Platelet transfusion outside the 3-hour half-life window of ibrutinib should reverse the hemostatic defect associated with ibrutinib in the event of serious bleeding. Treatment interruption for 5 days before a planned invasive procedure at high bleeding risk should be sufficient to avoid ibrutinib-related defects in hemostasis.67,68
Ibrutinib – future directions
The current requirement for continuous daily dosing coupled with the high cost of ibrutinib is likely to drive investigation of a minimal residual disease (MRD)-directed approach in which therapy may be discontinued once patients achieve molecular remission, followed by a period of regular monitoring and re-initiation at the point of MRD relapse. Two larger clinical trials currently underway have already incorporated MRD monitoring into their protocols. The SHINE study is a Phase III randomized double-blind placebo-controlled trial of rituximab plus bendamustine with or without ibrutinib for newly diagnosed MCL. The HELIOS trial is a Phase III study of ibrutinib in combination with BR in R/R CLL in which rate of MRD-negative disease remissions is a secondary end point.
Ibrutinib with other immunomodulators
The ubiquitin–proteasome pathway is an attractive target for antitumor therapy as its persistent activity is associated with tumor growth and drug resistance in many cancer types. Carfilzomib (CFZ) is a proteasome inhibitor that has an established role in multiple myeloma. In vitro studies have shown CFZ to have activity in MCL and that ibrutinib synergizes with CFZ and is toxic to both CFZ-sensitive and CFZ-resistant cell lines.69 Therefore, a Phase I single-arm safety and dose-finding trial is currently active combining ibrutinib with CFZ in patients with R/R MCL.

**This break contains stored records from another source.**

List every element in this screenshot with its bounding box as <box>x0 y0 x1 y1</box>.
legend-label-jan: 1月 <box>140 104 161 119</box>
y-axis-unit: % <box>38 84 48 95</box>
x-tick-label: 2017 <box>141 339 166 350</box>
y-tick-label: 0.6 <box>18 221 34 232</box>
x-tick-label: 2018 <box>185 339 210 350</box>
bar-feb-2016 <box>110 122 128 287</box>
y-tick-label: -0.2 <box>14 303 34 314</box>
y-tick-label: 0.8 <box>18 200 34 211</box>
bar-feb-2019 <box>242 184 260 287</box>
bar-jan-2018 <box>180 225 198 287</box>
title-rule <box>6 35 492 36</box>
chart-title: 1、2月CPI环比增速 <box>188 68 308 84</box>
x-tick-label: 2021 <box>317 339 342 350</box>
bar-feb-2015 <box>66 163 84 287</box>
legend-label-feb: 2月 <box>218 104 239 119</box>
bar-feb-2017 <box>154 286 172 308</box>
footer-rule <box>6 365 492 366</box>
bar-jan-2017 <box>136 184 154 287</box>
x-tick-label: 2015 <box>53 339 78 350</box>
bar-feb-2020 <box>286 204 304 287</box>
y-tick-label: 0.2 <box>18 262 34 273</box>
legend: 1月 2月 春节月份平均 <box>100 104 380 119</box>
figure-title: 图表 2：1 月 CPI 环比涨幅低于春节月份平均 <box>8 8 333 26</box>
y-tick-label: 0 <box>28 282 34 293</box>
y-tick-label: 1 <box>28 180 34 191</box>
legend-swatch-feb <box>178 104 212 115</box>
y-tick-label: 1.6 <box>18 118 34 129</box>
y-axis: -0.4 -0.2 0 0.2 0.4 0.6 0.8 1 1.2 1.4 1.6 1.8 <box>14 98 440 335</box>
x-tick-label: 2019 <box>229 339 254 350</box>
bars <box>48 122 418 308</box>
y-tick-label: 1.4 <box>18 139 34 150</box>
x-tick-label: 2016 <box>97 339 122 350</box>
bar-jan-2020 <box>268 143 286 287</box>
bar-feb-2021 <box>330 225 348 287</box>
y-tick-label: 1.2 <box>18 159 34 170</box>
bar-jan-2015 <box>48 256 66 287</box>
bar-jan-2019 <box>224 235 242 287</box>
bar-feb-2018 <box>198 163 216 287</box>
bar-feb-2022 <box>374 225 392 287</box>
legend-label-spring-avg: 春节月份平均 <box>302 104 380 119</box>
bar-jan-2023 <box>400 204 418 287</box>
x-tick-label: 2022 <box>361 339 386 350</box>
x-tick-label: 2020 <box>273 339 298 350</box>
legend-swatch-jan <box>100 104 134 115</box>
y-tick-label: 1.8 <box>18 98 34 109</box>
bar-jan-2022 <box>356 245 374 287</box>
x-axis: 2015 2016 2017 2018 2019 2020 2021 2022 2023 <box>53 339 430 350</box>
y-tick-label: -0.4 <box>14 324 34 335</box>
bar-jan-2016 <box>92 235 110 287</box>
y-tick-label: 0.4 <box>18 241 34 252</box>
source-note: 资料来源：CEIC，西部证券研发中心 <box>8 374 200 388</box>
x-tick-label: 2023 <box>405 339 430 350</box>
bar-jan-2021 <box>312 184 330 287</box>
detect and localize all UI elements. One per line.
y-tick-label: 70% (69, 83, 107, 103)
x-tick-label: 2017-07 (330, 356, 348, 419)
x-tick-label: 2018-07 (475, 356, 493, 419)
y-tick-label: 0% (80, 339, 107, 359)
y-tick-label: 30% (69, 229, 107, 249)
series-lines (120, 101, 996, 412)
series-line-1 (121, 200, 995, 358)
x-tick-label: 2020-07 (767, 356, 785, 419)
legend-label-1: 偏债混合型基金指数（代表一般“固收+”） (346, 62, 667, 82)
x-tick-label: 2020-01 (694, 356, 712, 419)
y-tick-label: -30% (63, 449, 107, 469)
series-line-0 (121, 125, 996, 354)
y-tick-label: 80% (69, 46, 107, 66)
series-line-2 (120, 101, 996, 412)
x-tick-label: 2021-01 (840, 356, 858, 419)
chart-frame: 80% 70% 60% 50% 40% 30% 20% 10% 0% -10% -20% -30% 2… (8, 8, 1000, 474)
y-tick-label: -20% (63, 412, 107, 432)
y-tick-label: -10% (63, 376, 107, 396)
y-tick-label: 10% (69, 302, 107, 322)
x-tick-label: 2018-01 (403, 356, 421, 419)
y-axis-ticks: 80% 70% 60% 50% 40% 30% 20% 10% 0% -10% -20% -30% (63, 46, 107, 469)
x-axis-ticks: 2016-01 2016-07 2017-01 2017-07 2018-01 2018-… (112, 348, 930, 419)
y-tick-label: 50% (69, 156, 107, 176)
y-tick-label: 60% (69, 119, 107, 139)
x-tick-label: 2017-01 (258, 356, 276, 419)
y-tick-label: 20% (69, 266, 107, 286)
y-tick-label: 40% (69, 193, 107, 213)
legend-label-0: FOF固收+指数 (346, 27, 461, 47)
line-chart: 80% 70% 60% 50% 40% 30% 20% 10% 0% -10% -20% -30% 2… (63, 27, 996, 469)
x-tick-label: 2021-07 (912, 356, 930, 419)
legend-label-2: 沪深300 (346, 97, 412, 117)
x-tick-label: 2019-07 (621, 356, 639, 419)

Lenalidomide has shown promising results in preclinical and clinical Phase I/II studies in R/R MCL, although toxicities are higher than for ibrutinib.70–72 There are several studies currently recruiting patients looking at combinations of lenalidomide and ibrutinib for MCL in the hope that this may improve response and progression rates.
Ibrutinib with other small molecules
With a greater understanding of BCR signaling pathways and potential resistance mechanisms arises the potential to combine different targeted therapies. Several studies are planned or recruiting in which ibrutinib is combined with other targeted therapies such as PI3Kδ inhibitors and the anti-BCL-2 molecule, ABT-199. These combinations may offer one solution to the problem of ibrutinib resistance, although the modest side-effect profiles of the individual drugs may not translate when used in combination.
When best to use ibrutinib? sequences and combinations
There is no doubt, therefore, that ibrutinib is highly active and well tolerated in MCL and CLL, with remarkable early- to medium-term data, even in high-risk disease. Indeed, some investigators believe that these early data may represent the dawn of a chemotherapy-free era in the treatment of some forms of NHL. Compared to conventional chemotherapy, however, the data are relatively immature, and the long-term consequences of the agent are unknown, both on disease and in terms of toxicity. Long-term treatment success will probably rely on combinations of targeted agents either with each other or with chemo-immunotherapy, and a variety of clinical studies are currently underway to establish how best to sequence and combine ibrutinib with other agents. At the writing of this review, there are 82 studies of ibrutinib currently registered at ClinicalTrials.gov for the treatment of a broad range of B-cell malignancies.73
The significant cost of ibrutinib will drive different management strategies for its use, particularly MRD-based approaches. However, this is a remarkable new therapeutic advance and heralds the very real prospect of a move away from chemotherapy for patients with CLL and possibly MCL.
SAR has received honoraria from Janssen-Cilag Ltd. and Pharmacyclics Inc. and research funding from Janssen-Cilag Ltd. DLT has no conflicts of interest to declare.